注意:时间类型是2018-05-10 11:00:00,需要对字段进行处理
- 创建员工基本信息表
create external table test.employee_info(
id string comment '员工id',
name string comment '员工姓名',
indentity_card string comment '身份证号',
gender string comment '性别',
department string comment '所属部门',
post string comment '岗位',
hire_date string comment '入职时间',
departure_date string comment '离职时间'
) comment "员工基本信息表"
partitioned by (day string comment "员工入职时间")

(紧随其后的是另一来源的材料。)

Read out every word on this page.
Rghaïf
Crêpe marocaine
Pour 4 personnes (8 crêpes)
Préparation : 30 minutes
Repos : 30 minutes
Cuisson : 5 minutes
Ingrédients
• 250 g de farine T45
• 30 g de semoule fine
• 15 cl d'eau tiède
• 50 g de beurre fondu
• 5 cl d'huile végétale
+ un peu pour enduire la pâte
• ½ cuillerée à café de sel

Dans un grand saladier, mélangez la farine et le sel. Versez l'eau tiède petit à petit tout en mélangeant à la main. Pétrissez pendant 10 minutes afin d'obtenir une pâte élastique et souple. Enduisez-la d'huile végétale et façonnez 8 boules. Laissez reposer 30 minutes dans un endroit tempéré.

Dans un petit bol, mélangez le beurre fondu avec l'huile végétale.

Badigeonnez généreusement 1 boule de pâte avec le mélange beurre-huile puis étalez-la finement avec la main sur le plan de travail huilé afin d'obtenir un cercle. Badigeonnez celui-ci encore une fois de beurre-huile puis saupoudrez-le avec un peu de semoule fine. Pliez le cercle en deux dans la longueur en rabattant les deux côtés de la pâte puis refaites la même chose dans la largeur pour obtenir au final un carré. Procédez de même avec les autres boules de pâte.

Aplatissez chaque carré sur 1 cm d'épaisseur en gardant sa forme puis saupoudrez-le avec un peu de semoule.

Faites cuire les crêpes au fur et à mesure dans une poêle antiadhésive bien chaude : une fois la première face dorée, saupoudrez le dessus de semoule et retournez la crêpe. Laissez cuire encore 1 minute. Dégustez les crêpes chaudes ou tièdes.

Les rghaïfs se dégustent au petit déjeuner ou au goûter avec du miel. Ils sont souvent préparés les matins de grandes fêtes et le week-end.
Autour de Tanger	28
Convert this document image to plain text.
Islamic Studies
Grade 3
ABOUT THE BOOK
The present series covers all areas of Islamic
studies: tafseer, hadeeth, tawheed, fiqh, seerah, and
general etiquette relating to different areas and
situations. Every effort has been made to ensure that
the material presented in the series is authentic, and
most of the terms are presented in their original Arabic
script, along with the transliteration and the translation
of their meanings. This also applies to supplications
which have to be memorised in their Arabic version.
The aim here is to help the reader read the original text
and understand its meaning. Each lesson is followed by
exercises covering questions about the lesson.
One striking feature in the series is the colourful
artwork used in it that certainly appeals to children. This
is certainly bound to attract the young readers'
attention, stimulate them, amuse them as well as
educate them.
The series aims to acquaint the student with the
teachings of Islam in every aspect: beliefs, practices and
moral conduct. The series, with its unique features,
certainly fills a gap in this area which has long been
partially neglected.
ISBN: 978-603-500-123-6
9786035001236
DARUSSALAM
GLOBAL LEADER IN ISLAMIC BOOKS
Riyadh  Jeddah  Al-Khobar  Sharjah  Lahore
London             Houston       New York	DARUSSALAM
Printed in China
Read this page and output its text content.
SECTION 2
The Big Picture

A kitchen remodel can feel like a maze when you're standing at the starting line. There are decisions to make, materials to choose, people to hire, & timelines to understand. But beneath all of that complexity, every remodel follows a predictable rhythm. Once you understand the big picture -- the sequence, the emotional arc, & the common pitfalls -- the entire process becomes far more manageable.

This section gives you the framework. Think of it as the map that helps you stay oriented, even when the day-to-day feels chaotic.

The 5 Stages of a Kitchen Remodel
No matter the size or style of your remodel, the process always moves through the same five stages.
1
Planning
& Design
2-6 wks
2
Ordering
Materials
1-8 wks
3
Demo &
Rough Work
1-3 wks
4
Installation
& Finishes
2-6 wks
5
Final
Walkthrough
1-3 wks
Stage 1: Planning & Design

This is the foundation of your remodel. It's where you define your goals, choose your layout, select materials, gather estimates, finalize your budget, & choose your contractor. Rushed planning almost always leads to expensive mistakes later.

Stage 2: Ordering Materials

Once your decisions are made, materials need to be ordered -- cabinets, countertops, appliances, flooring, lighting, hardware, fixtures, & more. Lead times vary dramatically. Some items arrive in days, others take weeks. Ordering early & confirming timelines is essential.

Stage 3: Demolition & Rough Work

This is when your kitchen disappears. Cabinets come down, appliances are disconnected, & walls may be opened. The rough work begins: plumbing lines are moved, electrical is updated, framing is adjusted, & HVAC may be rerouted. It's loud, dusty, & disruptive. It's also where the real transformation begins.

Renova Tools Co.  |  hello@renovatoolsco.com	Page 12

row format delimited fields terminated by ' '
lines terminated by '
'
stored as textfile
location '/user/root/employee';
- 创建员工收入表
create external table test.income_info(
id string comment '员工id',
name string comment '员工姓名',
income_data string comment '收入',
income_month string comment '收入所属月份',
income_type string comment '收入类型',
income_datetime string comment '收入薪水时间'
) comment '员工收入表'
partitioned by (day string comment "员工发放薪水时间")

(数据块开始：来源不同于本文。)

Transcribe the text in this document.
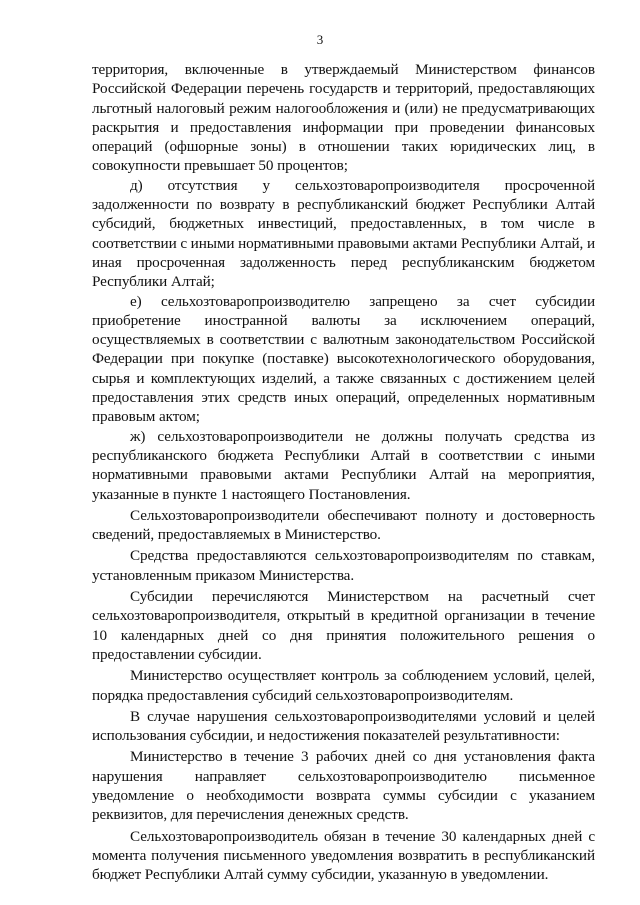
3

территория, включенные в утверждаемый Министерством финансов Российской Федерации перечень государств и территорий, предоставляющих льготный налоговый режим налогообложения и (или) не предусматривающих раскрытия и предоставления информации при проведении финансовых операций (офшорные зоны) в отношении таких юридических лиц, в совокупности превышает 50 процентов;

д) отсутствия у сельхозтоваропроизводителя просроченной задолженности по возврату в республиканский бюджет Республики Алтай субсидий, бюджетных инвестиций, предоставленных, в том числе в соответствии с иными нормативными правовыми актами Республики Алтай, и иная просроченная задолженность перед республиканским бюджетом Республики Алтай;

е) сельхозтоваропроизводителю запрещено за счет субсидии приобретение иностранной валюты за исключением операций, осуществляемых в соответствии с валютным законодательством Российской Федерации при покупке (поставке) высокотехнологического оборудования, сырья и комплектующих изделий, а также связанных с достижением целей предоставления этих средств иных операций, определенных нормативным правовым актом;

ж) сельхозтоваропроизводители не должны получать средства из республиканского бюджета Республики Алтай в соответствии с иными нормативными правовыми актами Республики Алтай на мероприятия, указанные в пункте 1 настоящего Постановления.

Сельхозтоваропроизводители обеспечивают полноту и достоверность сведений, предоставляемых в Министерство.

Средства предоставляются сельхозтоваропроизводителям по ставкам, установленным приказом Министерства.

Субсидии перечисляются Министерством на расчетный счет сельхозтоваропроизводителя, открытый в кредитной организации в течение 10 календарных дней со дня принятия положительного решения о предоставлении субсидии.

Министерство осуществляет контроль за соблюдением условий, целей, порядка предоставления субсидий сельхозтоваропроизводителям.

В случае нарушения сельхозтоваропроизводителями условий и целей использования субсидии, и недостижения показателей результативности:

Министерство в течение 3 рабочих дней со дня установления факта нарушения направляет сельхозтоваропроизводителю письменное уведомление о необходимости возврата суммы субсидии с указанием реквизитов, для перечисления денежных средств.

Сельхозтоваропроизводитель обязан в течение 30 календарных дней с момента получения письменного уведомления возвратить в республиканский бюджет Республики Алтай сумму субсидии, указанную в уведомлении.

row format delimited fields terminated by ' '
lines terminated by '
'
stored as textfile
location '/user/root/income';
2-2用 HQL 实现,求公司每年的员工费用总支出各是多少,并按年份降序排列?
- 重点对时间类型 2018-05-10 11:00:00 进行内置函数处理
- 需要读取income_info全量表,按照分区时间进行聚合,因为收入类型里面有罚款一项,所以需要在员工发放的钱中扣除罚款的钱。
- 不采用join、对数据一次遍历输出结果,
- 对于大数据量的情况下,要考虑对数据进行一次遍历求出结果
select
income_year,(income_data-(nvl(penalty_data,0))) as company_cost
from
(
-- 统计员工收入金额和罚款金额,输出 2019 500 10
select
income_year,
sum(case when income_type!='罚款' then data_total else 0 end) as income_data,
sum(case when income_type='罚款' then data_total else 0 end) as penalty_data
from
(
-- 按照年份、收入类型求收入金额
select
year(to_date(income_datetime)) as income_year,
income_type,
sum(income_data) as data_total
from
test.income_info
group by
year(to_date(income_datetime)) ,income_type
) tmp_a
group by tmp_a.income_year
) as temp
order by income_year desc;
2-3用 HQL 实现,求各部门每年的员工费用总支出各是多少,并按年份降序,按部门的支出升序排列?
- 保证对数据的一次遍历
--根据id关联得出department,和消费类型
select
income_year,department,
(sum(case when income_type!='罚款' then income_data else 0 end) - sum(case when income_type='罚款' then income_data else 0 end) ) as department_cost
from
(
-- 先对员工进行薪资类别的聚合统计
select
id,year(to_date(income_datetime)) as income_year,income_type,sum(income_data) as income_data
from
test.income_info
group by
year(to_date(income_datetime)),id,income_type
) temp_a
inner join
test.employee_info b
on
temp_a.id=b.id
group by
department,income_year
order by income_year desc , department_cost asc;
2-4用 HQL 实现,求各部门历史所有员工费用总支出各是多少,按总支出多少排名降序,遇到值相等情况,不留空位。
- 根据2-3中的中间结果进行修改
- 注意历史上所有的数据
select department,department_cost,dense_rank() over(order by department_cost desc) as cost_rank
from
(
--根据id关联得出department,和消费类型
select
department,
(sum(case when income_type!='罚款' then income_data else 0 end) - sum(case when income_type='罚款' then income_data else 0 end) ) as department_cost
from
(
-- 先对员工进行薪资类别的聚合统计
select
id,income_type,sum(income_data) as income_data
from
test.income_info
group by
id,income_type
) temp_a
inner join
test.employee_info b
on
temp_a.id=b.id
group by
department
) tmp_c ;
2-5 用 HQL 实现,创建并生成员工薪资收入动态变化表,即员工 ID,员工姓名,员工本月薪资,本月薪资发放时间,员工上月薪资,上月薪资发放时间。分区字段为本月薪资发放时间。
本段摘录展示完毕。